At one end of this virtual wire is a reader (or hopefully, many readers). At the other end is a writer. The writer’s words will be judged according to usage and meaning. Those words will also be judged against a greater backdrop, the rest of the world.
Opinions are based on experiences and information. The translation of those opinions into prose will naturally be filtered according to the author’s own tendencies. When there are outside influences on those tendencies, it is common practice to disclaim the influences, highlighting the fact that they may be there, and then allowing the reader to make an informed judgement as to the validity of the content.

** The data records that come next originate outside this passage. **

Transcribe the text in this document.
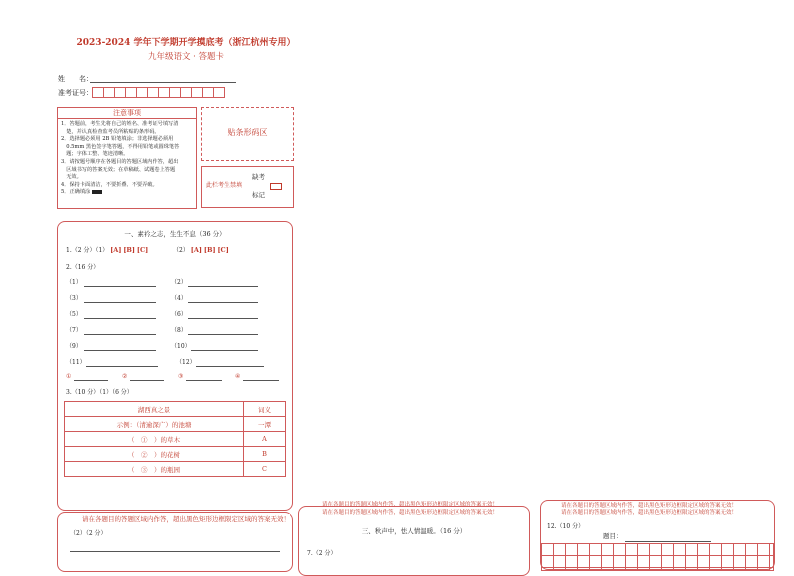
2023-2024 学年下学期开学摸底考（浙江杭州专用）
九年级语文 · 答题卡
姓　　名：
准考证号：
注意事项
1．答题前，考生先将自己的姓名、准考证号填写清
　楚，并认真检查监考员所粘贴的条形码。
2．选择题必须用 2B 铅笔填涂；非选择题必须用
　0.5mm 黑色签字笔答题，不得用铅笔或圆珠笔答
　题；字体工整、笔迹清晰。
3．请按题号顺序在各题目的答题区域内作答，超出
　区域书写的答案无效；在草稿纸、试题卷上答题
　无效。
4．保持卡面清洁，不要折叠、不要弄破。
5．正确填涂
贴条形码区
此栏考生禁填
缺考
标记
一、素衿之志，生生不息（36 分）
1.（2 分）（1） [A] [B] [C]	（2） [A] [B] [C]
2.（16 分）
（1）	（2）
（3）	（4）
（5）	（6）
（7）	（8）
（9）	（10）
（11）	（12）
①	②	③	④
3.（10 分）（1）（6 分）
湖西真之景	词义
示例：（清逾深广）的池塘	一潭
（　①　）的草木	A
（　②　）的花树	B
（　③　）的瓶园	C
请在各题目的答题区域内作答，超出黑色矩形边框限定区域的答案无效！
（2）（2 分）
请在各题目的答题区域内作答，超出黑色矩形边框限定区域的答案无效！
请在各题目的答题区域内作答，超出黑色矩形边框限定区域的答案无效！
三、秋声中，怯人情温暖。（16 分）
7.（2 分）
请在各题目的答题区域内作答，超出黑色矩形边框限定区域的答案无效！
请在各题目的答题区域内作答，超出黑色矩形边框限定区域的答案无效！
12.（10 分）
题目：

Without disclosure (such as stock ownership when discussing recent equity movements), the reader’s trust is taken advantage of and, at times, misused. This can happen in any number of ways. A software review may be skewed by how much the reviewer paid (or didn’t pay) for the product. An analysis of an acquisition may be colored if the writer works for the acquired. Investments of a parent company may be reflected in the choices of content and direction at a subsidiary. Without proper disclosure, how is the reader to understand these relationships and the possible influences on the results?
Trust no one?
No human being is impartial. Some come closer than others. Some simply don’t try. No matter whether there is one name tied to the content (Porruka, for example) or two (Tony Leggett, for another example), the reader has to be alerted to the possible conflicts in order to appreciate them in the resulting work. Does that mean that I now have to come clean and tell the readers my whole sordid past and present? Of course not – and it doesn’t mean that for anyone else, either.
What it does mean is that whenever there is an opportunity to influence editorial direction or content (potential conflicts of interest), those conflicts need to be highlighted strongly. It is far worse to be caught by a third party in a possible conflict of interest than it is to admit to a actual one. Once that bond of trust is broken, the difficulties in repairing that relationship are numerous.

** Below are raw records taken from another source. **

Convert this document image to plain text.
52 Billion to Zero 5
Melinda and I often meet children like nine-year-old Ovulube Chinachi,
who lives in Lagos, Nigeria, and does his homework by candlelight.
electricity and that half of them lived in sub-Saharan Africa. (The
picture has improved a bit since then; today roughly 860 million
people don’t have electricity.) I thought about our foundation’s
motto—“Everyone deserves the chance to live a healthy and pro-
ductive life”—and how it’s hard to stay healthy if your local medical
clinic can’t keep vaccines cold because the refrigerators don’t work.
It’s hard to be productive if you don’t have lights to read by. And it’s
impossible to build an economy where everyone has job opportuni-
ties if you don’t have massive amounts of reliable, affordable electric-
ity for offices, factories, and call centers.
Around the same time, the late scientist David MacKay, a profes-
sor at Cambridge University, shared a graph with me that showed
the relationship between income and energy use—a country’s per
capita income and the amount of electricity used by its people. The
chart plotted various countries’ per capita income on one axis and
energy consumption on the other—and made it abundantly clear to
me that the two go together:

So what about MacEdition? Where do we stand on this whole subject? Our Editorial Statement says most of it for us:
The MacEdition editorial staff makes content decisions based on many factors, as is the case at any publication. However, we will not hold or promote content solely on feedback from our partners or advertisers. If we decide it’s worth publishing, regardless whether the content is positive or negative, we’ll publish it.

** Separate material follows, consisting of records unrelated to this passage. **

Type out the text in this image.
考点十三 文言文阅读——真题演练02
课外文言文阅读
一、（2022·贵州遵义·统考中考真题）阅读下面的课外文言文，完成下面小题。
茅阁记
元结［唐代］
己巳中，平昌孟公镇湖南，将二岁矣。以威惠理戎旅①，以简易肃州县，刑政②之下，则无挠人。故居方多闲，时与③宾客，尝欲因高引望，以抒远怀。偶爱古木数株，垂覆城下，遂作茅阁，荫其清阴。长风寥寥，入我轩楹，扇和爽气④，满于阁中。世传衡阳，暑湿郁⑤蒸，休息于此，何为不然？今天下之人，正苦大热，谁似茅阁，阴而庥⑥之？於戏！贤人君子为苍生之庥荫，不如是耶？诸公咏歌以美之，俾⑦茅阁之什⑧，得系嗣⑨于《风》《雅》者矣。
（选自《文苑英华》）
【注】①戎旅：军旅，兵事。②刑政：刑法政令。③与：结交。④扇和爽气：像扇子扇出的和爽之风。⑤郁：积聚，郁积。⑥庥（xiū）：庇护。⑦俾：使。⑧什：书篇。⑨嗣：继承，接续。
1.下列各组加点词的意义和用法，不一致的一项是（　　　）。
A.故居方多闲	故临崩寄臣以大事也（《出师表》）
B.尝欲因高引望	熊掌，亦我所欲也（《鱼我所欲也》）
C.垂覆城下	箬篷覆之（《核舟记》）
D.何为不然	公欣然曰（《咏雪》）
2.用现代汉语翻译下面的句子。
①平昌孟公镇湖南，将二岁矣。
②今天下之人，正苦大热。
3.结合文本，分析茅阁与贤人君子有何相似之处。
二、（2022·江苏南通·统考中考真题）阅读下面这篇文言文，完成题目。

Does that mean we don’t enter into partnerships that our readers may need to be aware of? No. It does mean that when there may be reason to consider our content in light of our relationships, two things will happen. First, we’ve publicly stated: the content comes first. There is trust associated with that statement. Where does the trust come from? The second point, namely that we will disclaim influences as necessary.
Are we going to turn over the keys to our souls? Of course not. But if you read one of our articles that guides you toward (or away from) a particular product, service or company, you can bet that we’ll disclose any relevant factors that you need to know.
Pseudonyms don’t matter. Names don’t matter. What matters is that you, the reader, are the ultimate arbiter of the worth of our content. We won’t succumb to the ill-gotten pleasures that unchecked anonymity can achieve. You, the reader, know better. And you, the reader, won’t take lightly to being burned.
MacEdition and I thank all our readers, you, for your support, your attention, and your trust. It is a high honor.